I looked down the steep embankment to the water 10 feet below to see a sulfurous bubble break the surface. The thick carpet of green duckweed parted and then slowly drifted back into place leaving no trace of the pocket of air that had finally percolated through the primordial ooze decaying at the bottom.
I wondered how deep it was. 10 inches? 10 feet?
The trail was narrow and twisting following a natural berm between the St. Johns River on the right and the wetlands to the left, weaving through saw palmetto, cypress and sweetgum. Wetlands. Wet lands. The doublespeak of real estate developers and state agency regulations. More than just a wet land, this was a swamp in the true sense of the word with all the worrisome perils it connotes. It awakens primal fears in your subconscious leaving you with no more courage than a child pulling the covers over his head to guard against monsters under his bed.
The air was thick with humidity and passed through the lungs like warm soup. Even time moves slowly through this environment, lazily. I looked up to see blue skies above the trees, but no light penetrated. This was a dank green tunnel. The black loamy soil was wet and slick from frequent summer thunderstorms and would likely stay that way for weeks to come. Oddly, the ground did not hold a footprint. The only sign of the trail runners ahead of me was the occasional slide in the mud, evidence of a slip toward the water below.
Did someone fall in? Maybe I was wrong about that bubble. Maybe it wasn’t the gassing off of decaying detritus but instead the final exhalation of a trail runner trapped in the muck, or locked in a death roll with a 12 foot gator. The duckweed completely obscured the horrors that could be unfolding below.
Maybe that gator was watching me, biding its time, carelessly revealing its presence by allowing a single bubble to escape its nostrils in its excited anticipation.
Buzzing insects. The song of the cicadas. The croaking of the gators. Bird calls. The sound of the swamp is equal parts cacophony and dead silence. The crashing through the palmetto ahead could be a harmless armadillo or a charging hog. The two sounds are nearly indistinguishable and either could be equally as likely. Maybe it was just a rotten tree limb succumbing to the weight of a squirrel and falling on the bushes below. Everything rots here, even as that rot is hidden behind a veneer of lush green.

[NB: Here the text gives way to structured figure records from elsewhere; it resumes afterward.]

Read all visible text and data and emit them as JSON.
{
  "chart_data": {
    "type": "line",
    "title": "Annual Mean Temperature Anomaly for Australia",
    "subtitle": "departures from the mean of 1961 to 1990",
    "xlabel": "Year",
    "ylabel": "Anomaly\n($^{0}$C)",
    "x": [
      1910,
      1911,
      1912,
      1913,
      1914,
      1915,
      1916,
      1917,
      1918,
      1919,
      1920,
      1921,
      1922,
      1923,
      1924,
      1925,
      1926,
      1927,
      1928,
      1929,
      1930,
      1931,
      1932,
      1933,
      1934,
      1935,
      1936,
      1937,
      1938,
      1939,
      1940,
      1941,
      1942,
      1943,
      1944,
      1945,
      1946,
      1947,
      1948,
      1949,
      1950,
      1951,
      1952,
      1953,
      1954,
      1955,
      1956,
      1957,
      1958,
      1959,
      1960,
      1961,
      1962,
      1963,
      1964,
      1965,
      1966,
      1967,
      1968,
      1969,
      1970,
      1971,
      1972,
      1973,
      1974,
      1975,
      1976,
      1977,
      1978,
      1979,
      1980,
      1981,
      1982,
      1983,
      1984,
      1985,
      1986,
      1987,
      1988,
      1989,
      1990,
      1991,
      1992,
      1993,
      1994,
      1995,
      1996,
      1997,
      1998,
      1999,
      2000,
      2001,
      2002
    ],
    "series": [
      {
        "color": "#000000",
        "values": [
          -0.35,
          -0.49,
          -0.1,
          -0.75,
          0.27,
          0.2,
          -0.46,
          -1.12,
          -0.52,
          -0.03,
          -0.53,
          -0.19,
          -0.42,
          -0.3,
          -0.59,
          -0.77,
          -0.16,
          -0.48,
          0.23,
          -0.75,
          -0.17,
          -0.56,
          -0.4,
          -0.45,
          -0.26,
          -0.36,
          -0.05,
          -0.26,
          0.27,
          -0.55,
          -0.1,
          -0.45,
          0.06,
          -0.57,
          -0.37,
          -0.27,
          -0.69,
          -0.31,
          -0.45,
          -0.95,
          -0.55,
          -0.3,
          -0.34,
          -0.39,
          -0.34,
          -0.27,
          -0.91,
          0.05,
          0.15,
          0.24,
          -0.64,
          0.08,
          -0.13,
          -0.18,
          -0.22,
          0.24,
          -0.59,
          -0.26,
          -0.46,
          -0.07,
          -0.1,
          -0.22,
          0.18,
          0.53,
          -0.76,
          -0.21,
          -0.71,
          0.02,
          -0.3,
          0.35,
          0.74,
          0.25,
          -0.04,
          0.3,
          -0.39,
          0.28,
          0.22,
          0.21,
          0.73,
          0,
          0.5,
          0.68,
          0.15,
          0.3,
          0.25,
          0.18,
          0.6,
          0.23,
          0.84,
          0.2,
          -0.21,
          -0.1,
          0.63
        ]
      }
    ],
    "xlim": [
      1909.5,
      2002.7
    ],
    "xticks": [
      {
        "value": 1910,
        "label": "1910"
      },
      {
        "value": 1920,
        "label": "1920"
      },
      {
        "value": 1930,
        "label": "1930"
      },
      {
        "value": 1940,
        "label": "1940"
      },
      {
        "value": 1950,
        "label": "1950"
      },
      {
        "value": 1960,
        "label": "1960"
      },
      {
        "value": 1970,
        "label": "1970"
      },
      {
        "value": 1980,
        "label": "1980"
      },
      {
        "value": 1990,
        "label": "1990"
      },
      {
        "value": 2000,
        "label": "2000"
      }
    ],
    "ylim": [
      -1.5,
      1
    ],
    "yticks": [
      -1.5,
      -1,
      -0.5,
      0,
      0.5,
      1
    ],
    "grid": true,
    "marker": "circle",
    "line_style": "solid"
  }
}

I stopped for a moment at a bridge crossing to take it all in, spotting a doe on the opposite shore of the stream. More accurately the doe spotted me as it was obvious she had been watching me long before I became aware of her. I crouched down to enjoy the moment. She was comfortable in this environment and showed no fear. I was the oddity. The thing out of place. When she had satisfied her curiosity she calmly walked away, apparently confident that I posed no threat.
It was time for me to move on as well.